My workaround is to pd.concat
the new df to the existing one, drop the existing table in SQL, then write the concatenated table in its place
df = pd.DataFrame({'column1':['test_20230925'], 'column2':[234], 'column3':[234.56]})
df_new = pd.concat([data,df])
drop_query = f""" drop table {tbl}"""
con.execute(text(drop_query))
con.commit()
df_new.to_sql(
name=tbl,
con=con,
if_exists="append",
index=False
)
This is fine for small data, but I have some tables that are 10m rows, and it is horribly inefficient to read it in memory, drop, append, and write again to get the new columns in place.
Can anyone suggest if there is a more efficient method?
I also tried:
alter_query = f""" alter table {tbl} add column New_Col varchar(255)"""
con.execute(text(alter_query))
con.commit()
with the error:
sqlalchemy.exc.ProgrammingError: (pyodbc.ProgrammingError) ('42000', "[42000] [Microsoft][ODBC Driver 17 for SQL Server][SQL Server]Incorrect syntax near the keyword 'column'. (156) (SQLExecDirectW)")
[SQL: alter table #temp add column New_Col varchar(255)]
This error has nothing to do with SQLAlchemy, the column
keyword is simply not necessary in this statement.
Correct would be:
alter table my_table add new_col varchar(255)
And therefore:
alter_query = f"""alter table {tbl} add column New_Col varchar(255)"""

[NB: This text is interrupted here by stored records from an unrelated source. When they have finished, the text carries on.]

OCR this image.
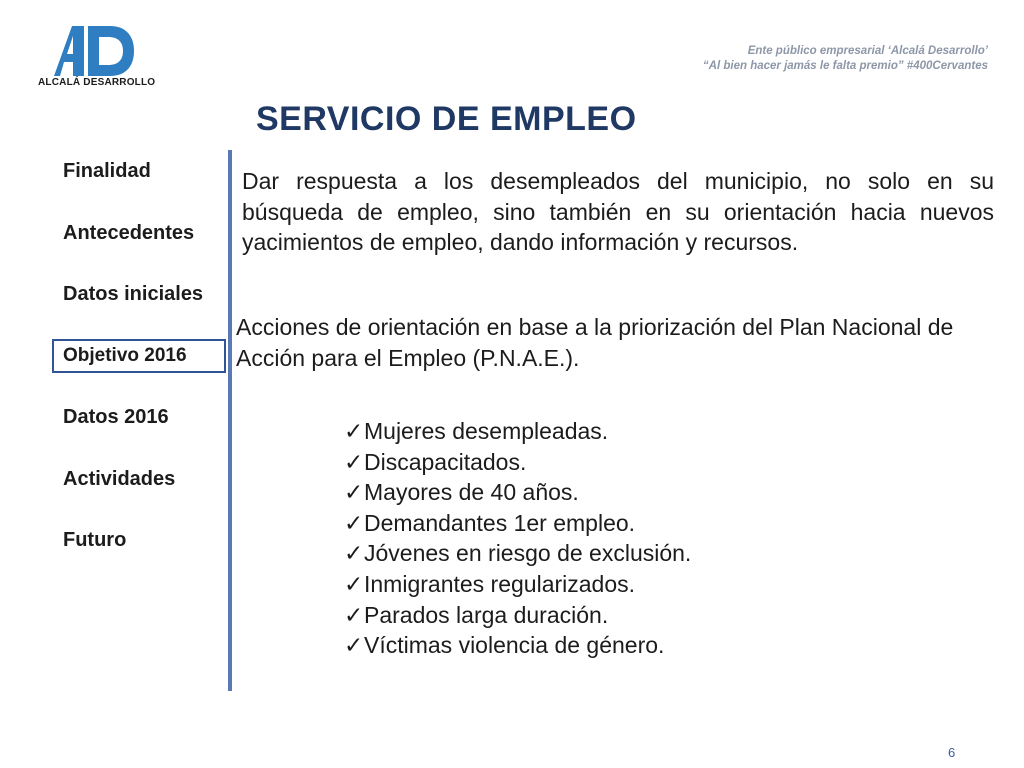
ALCALÁ DESARROLLO
Ente público empresarial ‘Alcalá Desarrollo’
“Al bien hacer jamás le falta premio” #400Cervantes
SERVICIO DE EMPLEO
Finalidad
Antecedentes
Datos iniciales
Objetivo 2016
Datos 2016
Actividades
Futuro

Dar respuesta a los desempleados del municipio, no solo en su búsqueda de empleo, sino también en su orientación hacia nuevos yacimientos de empleo, dando información y recursos.

Acciones de orientación en base a la priorización del Plan Nacional de Acción para el Empleo (P.N.A.E.).

✓Mujeres desempleadas.
✓Discapacitados.
✓Mayores de 40 años.
✓Demandantes 1er empleo.
✓Jóvenes en riesgo de exclusión.
✓Inmigrantes regularizados.
✓Parados larga duración.
✓Víctimas violencia de género.
6
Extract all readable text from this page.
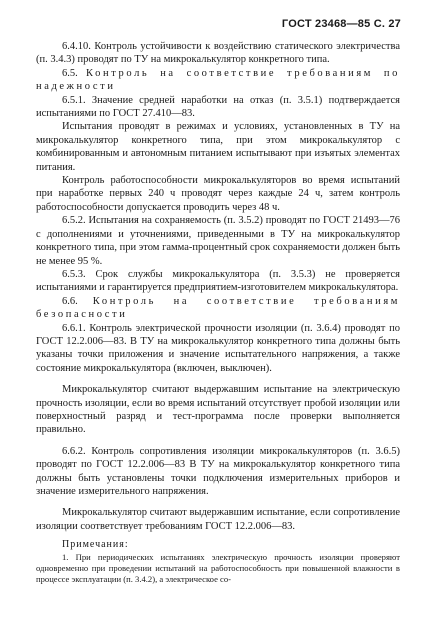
ГОСТ 23468—85 С. 27

6.4.10. Контроль устойчивости к воздействию статического электричества (п. 3.4.3) проводят по ТУ на микрокалькулятор конкретного типа.

6.5. Контроль на соответствие требованиям по надежности

6.5.1. Значение средней наработки на отказ (п. 3.5.1) подтверждается испытаниями по ГОСТ 27.410—83.

Испытания проводят в режимах и условиях, установленных в ТУ на микрокалькулятор конкретного типа, при этом микрокалькулятор с комбинированным и автономным питанием испытывают при изъятых элементах питания.

Контроль работоспособности микрокалькуляторов во время испытаний при наработке первых 240 ч проводят через каждые 24 ч, затем контроль работоспособности допускается проводить через 48 ч.

6.5.2. Испытания на сохраняемость (п. 3.5.2) проводят по ГОСТ 21493—76 с дополнениями и уточнениями, приведенными в ТУ на микрокалькулятор конкретного типа, при этом гамма-процентный срок сохраняемости должен быть не менее 95 %.

6.5.3. Срок службы микрокалькулятора (п. 3.5.3) не проверяется испытаниями и гарантируется предприятием-изготовителем микрокалькулятора.

6.6. Контроль на соответствие требованиям безопасности

6.6.1. Контроль электрической прочности изоляции (п. 3.6.4) проводят по ГОСТ 12.2.006—83. В ТУ на микрокалькулятор конкретного типа должны быть указаны точки приложения и значение испытательного напряжения, а также состояние микрокалькулятора (включен, выключен).

Микрокалькулятор считают выдержавшим испытание на электрическую прочность изоляции, если во время испытаний отсутствует пробой изоляции или поверхностный разряд и тест-программа после проверки выполняется правильно.

6.6.2. Контроль сопротивления изоляции микрокалькуляторов (п. 3.6.5) проводят по ГОСТ 12.2.006—83 В ТУ на микрокалькулятор конкретного типа должны быть установлены точки подключения измерительных приборов и значение измерительного напряжения.

Микрокалькулятор считают выдержавшим испытание, если сопротивление изоляции соответствует требованиям ГОСТ 12.2.006—83.

Примечания:

1. При периодических испытаниях электрическую прочность изоляции проверяют одновременно при проведении испытаний на работоспособность при повышенной влажности в процессе эксплуатации (п. 3.4.2), а электрическое со-
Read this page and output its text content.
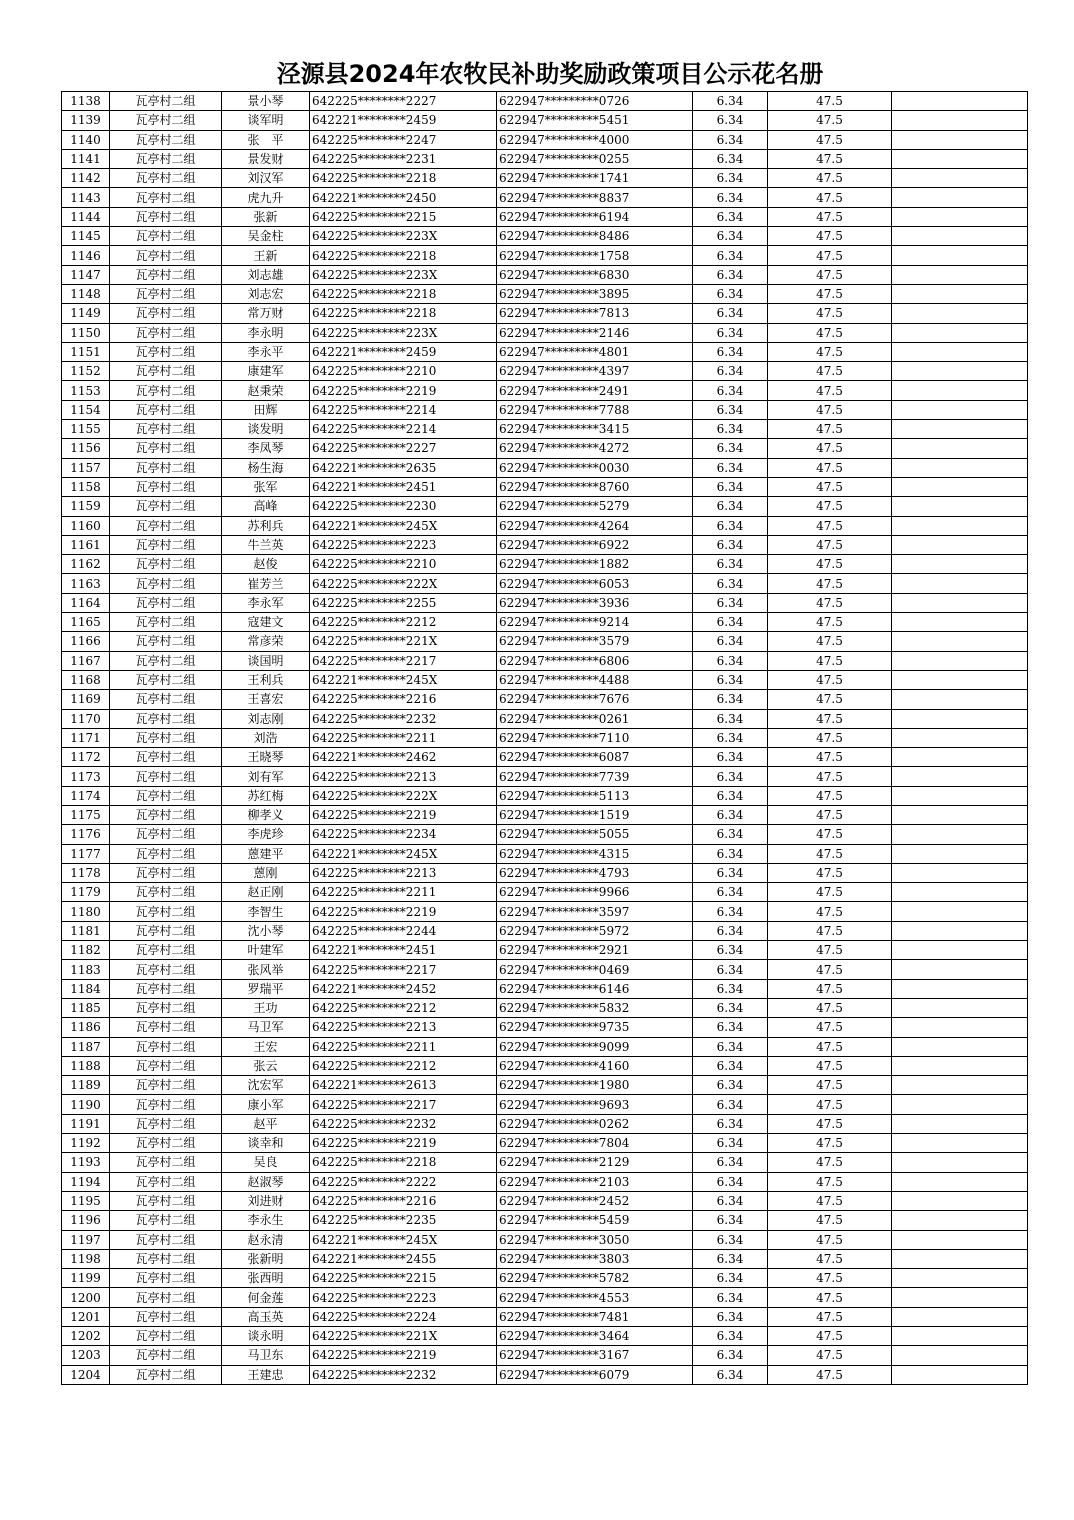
泾源县2024年农牧民补助奖励政策项目公示花名册
1138	瓦亭村二组	景小琴	642225********2227	622947*********0726	6.34	47.5	
1139	瓦亭村二组	谈军明	642221********2459	622947*********5451	6.34	47.5	
1140	瓦亭村二组	张　平	642225********2247	622947*********4000	6.34	47.5	
1141	瓦亭村二组	景发财	642225********2231	622947*********0255	6.34	47.5	
1142	瓦亭村二组	刘汉军	642225********2218	622947*********1741	6.34	47.5	
1143	瓦亭村二组	虎九升	642221********2450	622947*********8837	6.34	47.5	
1144	瓦亭村二组	张新	642225********2215	622947*********6194	6.34	47.5	
1145	瓦亭村二组	吴金柱	642225********223X	622947*********8486	6.34	47.5	
1146	瓦亭村二组	王新	642225********2218	622947*********1758	6.34	47.5	
1147	瓦亭村二组	刘志雄	642225********223X	622947*********6830	6.34	47.5	
1148	瓦亭村二组	刘志宏	642225********2218	622947*********3895	6.34	47.5	
1149	瓦亭村二组	常万财	642225********2218	622947*********7813	6.34	47.5	
1150	瓦亭村二组	李永明	642225********223X	622947*********2146	6.34	47.5	
1151	瓦亭村二组	李永平	642221********2459	622947*********4801	6.34	47.5	
1152	瓦亭村二组	康建军	642225********2210	622947*********4397	6.34	47.5	
1153	瓦亭村二组	赵秉荣	642225********2219	622947*********2491	6.34	47.5	
1154	瓦亭村二组	田辉	642225********2214	622947*********7788	6.34	47.5	
1155	瓦亭村二组	谈发明	642225********2214	622947*********3415	6.34	47.5	
1156	瓦亭村二组	李凤琴	642225********2227	622947*********4272	6.34	47.5	
1157	瓦亭村二组	杨生海	642221********2635	622947*********0030	6.34	47.5	
1158	瓦亭村二组	张军	642221********2451	622947*********8760	6.34	47.5	
1159	瓦亭村二组	高峰	642225********2230	622947*********5279	6.34	47.5	
1160	瓦亭村二组	苏利兵	642221********245X	622947*********4264	6.34	47.5	
1161	瓦亭村二组	牛兰英	642225********2223	622947*********6922	6.34	47.5	
1162	瓦亭村二组	赵俊	642225********2210	622947*********1882	6.34	47.5	
1163	瓦亭村二组	崔芳兰	642225********222X	622947*********6053	6.34	47.5	
1164	瓦亭村二组	李永军	642225********2255	622947*********3936	6.34	47.5	
1165	瓦亭村二组	寇建文	642225********2212	622947*********9214	6.34	47.5	
1166	瓦亭村二组	常彦荣	642225********221X	622947*********3579	6.34	47.5	
1167	瓦亭村二组	谈国明	642225********2217	622947*********6806	6.34	47.5	
1168	瓦亭村二组	王利兵	642221********245X	622947*********4488	6.34	47.5	
1169	瓦亭村二组	王喜宏	642225********2216	622947*********7676	6.34	47.5	
1170	瓦亭村二组	刘志刚	642225********2232	622947*********0261	6.34	47.5	
1171	瓦亭村二组	刘浩	642225********2211	622947*********7110	6.34	47.5	
1172	瓦亭村二组	王晓琴	642221********2462	622947*********6087	6.34	47.5	
1173	瓦亭村二组	刘有军	642225********2213	622947*********7739	6.34	47.5	
1174	瓦亭村二组	苏红梅	642225********222X	622947*********5113	6.34	47.5	
1175	瓦亭村二组	柳孝义	642225********2219	622947*********1519	6.34	47.5	
1176	瓦亭村二组	李虎珍	642225********2234	622947*********5055	6.34	47.5	
1177	瓦亭村二组	蒽建平	642221********245X	622947*********4315	6.34	47.5	
1178	瓦亭村二组	蒽刚	642225********2213	622947*********4793	6.34	47.5	
1179	瓦亭村二组	赵正刚	642225********2211	622947*********9966	6.34	47.5	
1180	瓦亭村二组	李智生	642225********2219	622947*********3597	6.34	47.5	
1181	瓦亭村二组	沈小琴	642225********2244	622947*********5972	6.34	47.5	
1182	瓦亭村二组	叶建军	642221********2451	622947*********2921	6.34	47.5	
1183	瓦亭村二组	张风举	642225********2217	622947*********0469	6.34	47.5	
1184	瓦亭村二组	罗瑞平	642221********2452	622947*********6146	6.34	47.5	
1185	瓦亭村二组	王功	642225********2212	622947*********5832	6.34	47.5	
1186	瓦亭村二组	马卫军	642225********2213	622947*********9735	6.34	47.5	
1187	瓦亭村二组	王宏	642225********2211	622947*********9099	6.34	47.5	
1188	瓦亭村二组	张云	642225********2212	622947*********4160	6.34	47.5	
1189	瓦亭村二组	沈宏军	642221********2613	622947*********1980	6.34	47.5	
1190	瓦亭村二组	康小军	642225********2217	622947*********9693	6.34	47.5	
1191	瓦亭村二组	赵平	642225********2232	622947*********0262	6.34	47.5	
1192	瓦亭村二组	谈幸和	642225********2219	622947*********7804	6.34	47.5	
1193	瓦亭村二组	吴良	642225********2218	622947*********2129	6.34	47.5	
1194	瓦亭村二组	赵淑琴	642225********2222	622947*********2103	6.34	47.5	
1195	瓦亭村二组	刘进财	642225********2216	622947*********2452	6.34	47.5	
1196	瓦亭村二组	李永生	642225********2235	622947*********5459	6.34	47.5	
1197	瓦亭村二组	赵永清	642221********245X	622947*********3050	6.34	47.5	
1198	瓦亭村二组	张新明	642221********2455	622947*********3803	6.34	47.5	
1199	瓦亭村二组	张西明	642225********2215	622947*********5782	6.34	47.5	
1200	瓦亭村二组	何金莲	642225********2223	622947*********4553	6.34	47.5	
1201	瓦亭村二组	高玉英	642225********2224	622947*********7481	6.34	47.5	
1202	瓦亭村二组	谈永明	642225********221X	622947*********3464	6.34	47.5	
1203	瓦亭村二组	马卫东	642225********2219	622947*********3167	6.34	47.5	
1204	瓦亭村二组	王建忠	642225********2232	622947*********6079	6.34	47.5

You won't be able to mark the new column as NOT NULL
(unless you provide a default for the existing data).
If the new data has no overlap with the existing content of the table (no duplicates), then you could just alter the table using the statement above and insert the new data. If there is overlap, you would need to query the table and check before inserting. Won't be efficient, but you probably won't do that often.